Nenhuma sociedade mundana pode dar Verdade. Entretanto, se em uma sociedade há bons pregadores como Srila Bhaktivedanta Svami Maharaja ou Srila Bhaktisiddhanta Sarasvati Thakura Prabhupada, nós podemos nos associar com eles. Depois que eles deixaram este mundo, a linha discipular de preceptores espirituais ainda ficou lá; mas os assim chamados seguidores não são seguidores verdadeiros. Eles estão desejosos pela árvore do W (wealth, women, and wine, que significam respectivamente riqueza, mulheres e vinho) e certamente eles cairão.
Devemos tentar seguir todos os princípios da devoção e gradualmente praticar bhakti-yoga. Se não estamos praticando bhakti-yoga, somos como porcos ou asnos. Agora você vê que pelo mundo a fora líderes e outros estão discutindo entre si como animais. Animais lutam com unhas e dentes, mas esse animais de duas patas criam bombas atômicas e destroem milhares de vidas. Eles são mais selvagens que animais. Eles não podem controlar seus sentidos, mas querem controlar o mundo todo.

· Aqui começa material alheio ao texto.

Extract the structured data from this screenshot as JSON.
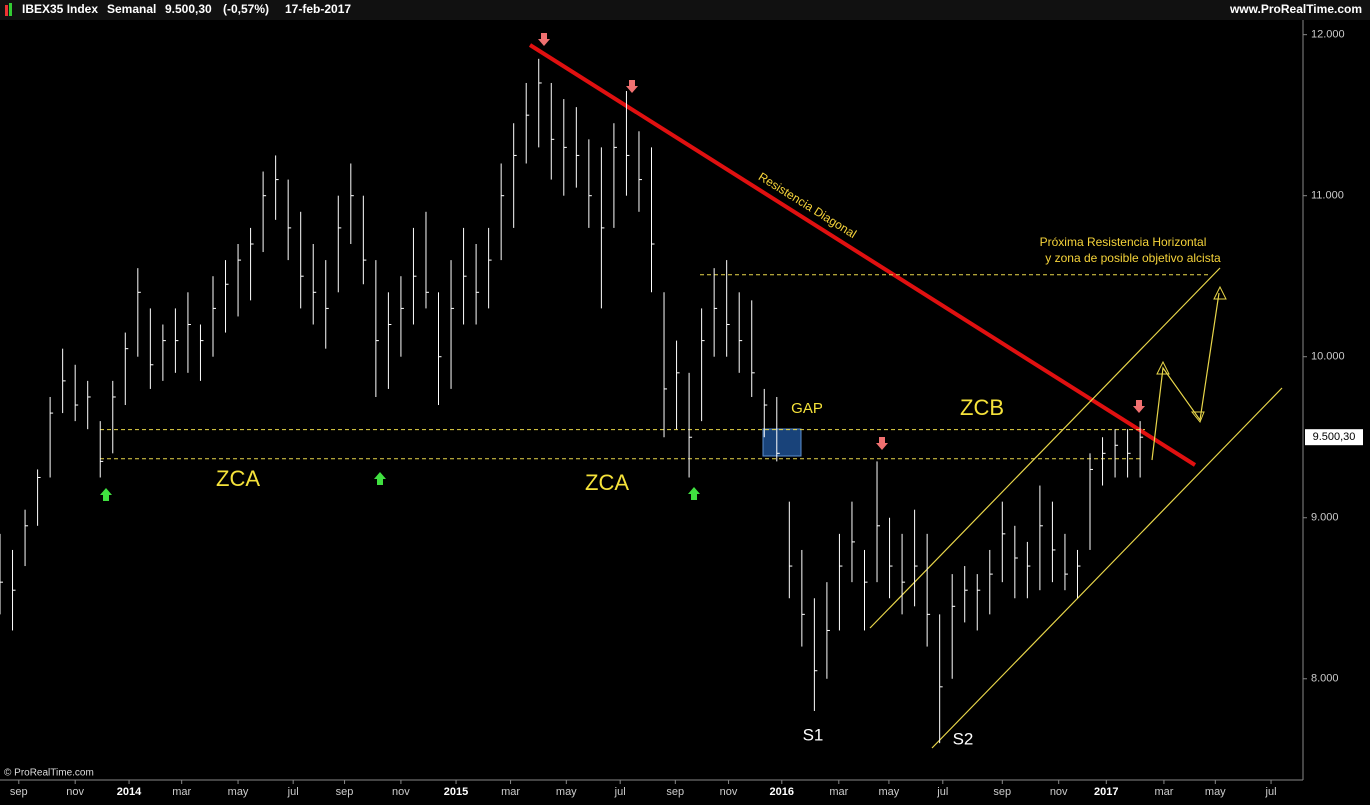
{
  "chart_data": {
    "type": "hlc",
    "title": "IBEX35 Index",
    "period": "Semanal",
    "last_price": {
      "value": 9500.3,
      "label": "9.500,30"
    },
    "change": "(-0,57%)",
    "date": "17-feb-2017",
    "source_top": "www.ProRealTime.com",
    "source_bottom": "© ProRealTime.com",
    "color": "#ffffff",
    "level_color": "#e8d64a",
    "xlim": [
      0,
      208
    ],
    "ylim": [
      7390,
      12060
    ],
    "yticks": [
      {
        "value": 8000,
        "label": "8.000"
      },
      {
        "value": 9000,
        "label": "9.000"
      },
      {
        "value": 10000,
        "label": "10.000"
      },
      {
        "value": 11000,
        "label": "11.000"
      },
      {
        "value": 12000,
        "label": "12.000"
      }
    ],
    "xticks": [
      {
        "value": 3,
        "label": "sep"
      },
      {
        "value": 12,
        "label": "nov"
      },
      {
        "value": 20.6,
        "label": "2014"
      },
      {
        "value": 29,
        "label": "mar"
      },
      {
        "value": 38,
        "label": "may"
      },
      {
        "value": 46.8,
        "label": "jul"
      },
      {
        "value": 55,
        "label": "sep"
      },
      {
        "value": 64,
        "label": "nov"
      },
      {
        "value": 72.8,
        "label": "2015"
      },
      {
        "value": 81.5,
        "label": "mar"
      },
      {
        "value": 90.4,
        "label": "may"
      },
      {
        "value": 99,
        "label": "jul"
      },
      {
        "value": 107.8,
        "label": "sep"
      },
      {
        "value": 116.3,
        "label": "nov"
      },
      {
        "value": 124.8,
        "label": "2016"
      },
      {
        "value": 133.9,
        "label": "mar"
      },
      {
        "value": 141.9,
        "label": "may"
      },
      {
        "value": 150.5,
        "label": "jul"
      },
      {
        "value": 160,
        "label": "sep"
      },
      {
        "value": 169,
        "label": "nov"
      },
      {
        "value": 176.6,
        "label": "2017"
      },
      {
        "value": 185.8,
        "label": "mar"
      },
      {
        "value": 194,
        "label": "may"
      },
      {
        "value": 202.9,
        "label": "jul"
      }
    ],
    "levels": [
      9547,
      9366,
      10509
    ],
    "annotations": [
      "ZCA",
      "ZCA",
      "GAP",
      "ZCB",
      "S1",
      "S2",
      "Resistencia Diagonal",
      "Próxima Resistencia Horizontal",
      "y zona de posible objetivo alcista"
    ],
    "x": [
      0,
      2,
      4,
      6,
      8,
      10,
      12,
      14,
      16,
      18,
      20,
      22,
      24,
      26,
      28,
      30,
      32,
      34,
      36,
      38,
      40,
      42,
      44,
      46,
      48,
      50,
      52,
      54,
      56,
      58,
      60,
      62,
      64,
      66,
      68,
      70,
      72,
      74,
      76,
      78,
      80,
      82,
      84,
      86,
      88,
      90,
      92,
      94,
      96,
      98,
      100,
      102,
      104,
      106,
      108,
      110,
      112,
      114,
      116,
      118,
      120,
      122,
      124,
      126,
      128,
      130,
      132,
      134,
      136,
      138,
      140,
      142,
      144,
      146,
      148,
      150,
      152,
      154,
      156,
      158,
      160,
      162,
      164,
      166,
      168,
      170,
      172,
      174,
      176,
      178,
      180,
      182
    ],
    "high": [
      8900,
      8800,
      9050,
      9300,
      9750,
      10050,
      9950,
      9850,
      9600,
      9850,
      10150,
      10550,
      10300,
      10200,
      10300,
      10400,
      10200,
      10500,
      10600,
      10700,
      10800,
      11150,
      11250,
      11100,
      10900,
      10700,
      10600,
      11000,
      11200,
      11000,
      10600,
      10400,
      10500,
      10800,
      10900,
      10400,
      10600,
      10800,
      10700,
      10800,
      11200,
      11450,
      11700,
      11850,
      11700,
      11600,
      11550,
      11350,
      11300,
      11450,
      11650,
      11400,
      11300,
      10400,
      10100,
      9900,
      10300,
      10550,
      10600,
      10400,
      10350,
      9800,
      9750,
      9100,
      8800,
      8500,
      8600,
      8900,
      9100,
      8800,
      9350,
      9000,
      8900,
      9050,
      8900,
      8400,
      8650,
      8700,
      8650,
      8800,
      9100,
      8950,
      8850,
      9200,
      9100,
      8900,
      8800,
      9400,
      9500,
      9550,
      9550,
      9600
    ],
    "low": [
      8400,
      8300,
      8700,
      8950,
      9250,
      9650,
      9600,
      9550,
      9250,
      9400,
      9700,
      10000,
      9800,
      9850,
      9900,
      9900,
      9850,
      10000,
      10150,
      10250,
      10350,
      10650,
      10850,
      10600,
      10300,
      10200,
      10050,
      10400,
      10700,
      10450,
      9750,
      9800,
      10000,
      10200,
      10300,
      9700,
      9800,
      10200,
      10200,
      10300,
      10600,
      10800,
      11200,
      11300,
      11100,
      11000,
      11050,
      10800,
      10300,
      10800,
      11000,
      10900,
      10400,
      9500,
      9550,
      9250,
      9600,
      10000,
      10000,
      9900,
      9750,
      9500,
      9350,
      8500,
      8200,
      7800,
      8000,
      8300,
      8600,
      8300,
      8600,
      8500,
      8400,
      8450,
      8200,
      7600,
      8000,
      8350,
      8300,
      8400,
      8600,
      8500,
      8500,
      8550,
      8600,
      8550,
      8500,
      8800,
      9200,
      9250,
      9250,
      9250
    ],
    "close": [
      8600,
      8550,
      8950,
      9250,
      9650,
      9850,
      9700,
      9750,
      9350,
      9750,
      10050,
      10400,
      9950,
      10100,
      10100,
      10200,
      10100,
      10300,
      10450,
      10600,
      10700,
      11000,
      11100,
      10800,
      10500,
      10400,
      10300,
      10800,
      11000,
      10600,
      10100,
      10200,
      10300,
      10500,
      10400,
      10000,
      10300,
      10500,
      10400,
      10600,
      11000,
      11250,
      11500,
      11700,
      11350,
      11300,
      11250,
      11000,
      10800,
      11300,
      11250,
      11100,
      10700,
      9800,
      9900,
      9500,
      10100,
      10300,
      10200,
      10100,
      9900,
      9700,
      9400,
      8700,
      8400,
      8050,
      8300,
      8700,
      8850,
      8600,
      8950,
      8700,
      8600,
      8700,
      8400,
      7950,
      8450,
      8550,
      8550,
      8650,
      8900,
      8750,
      8700,
      8950,
      8800,
      8650,
      8700,
      9300,
      9400,
      9450,
      9400,
      9500.3
    ]
  }
}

De algum modo mantendo nossas vidas, devemos portanto tentar seguir a doutrina da Consciência de Krsna e ser feliz para sempre. Devemos tentar fazer isso. Srila Jiva Gosvami explicou que existem três reinos. Um é o mundo transcendental, outro são as inumeráveis almas e outro são os milhões de mundos materiais. Tudo está além da matéria no mundo transcendental. Lá não há nascimento, morte ou sofrimento.
Há dois tipos de almas.Um tipo pertence àqueles que são liberados e servem Deus no mundo transcendental de Vaikuntha (os planetas espirituais onde não há ansiedade); e todas são felizes lá. O outro tipo de almas são aquelas que se esqueceram Deus, e são chamadas almas condicionadas. Nós somos almas condicionadas. Nossas almas são cobertas com elementos mundanos como terra, água, fogo, ar e éter. Nossos corpos consistem nesses cinco elementos. Quando alguém morre, ao queimar ou colocar o corpo numa cova, os cinco elementos do corpo voltam às suas formas originais. Mas a alma nunca morre ou nasce.
As almas são de certas maneira iguais e de certa maneira diferentes de Deus. Assim como Deus possui um belíssimo corpo e muitos poderes, as almas possuem belos corpos e muitas boas qualidades. A diferença entre Deus e as almas é que Deus é infinito, enquanto as almas são infinitesimais. As pequenas almas não podem criar mundos e não podem controlar, mas Deus pode controlar tudo. Ele é o mestre de maya (a energia ilusória desse mundo). Nós almas passamos por muitas mudanças, mas o Senhor Supremo e Suas variadas encarnações estão além de maya. Eles não ficam sob o controle a energia ilusória maya, nem ficam infelizes.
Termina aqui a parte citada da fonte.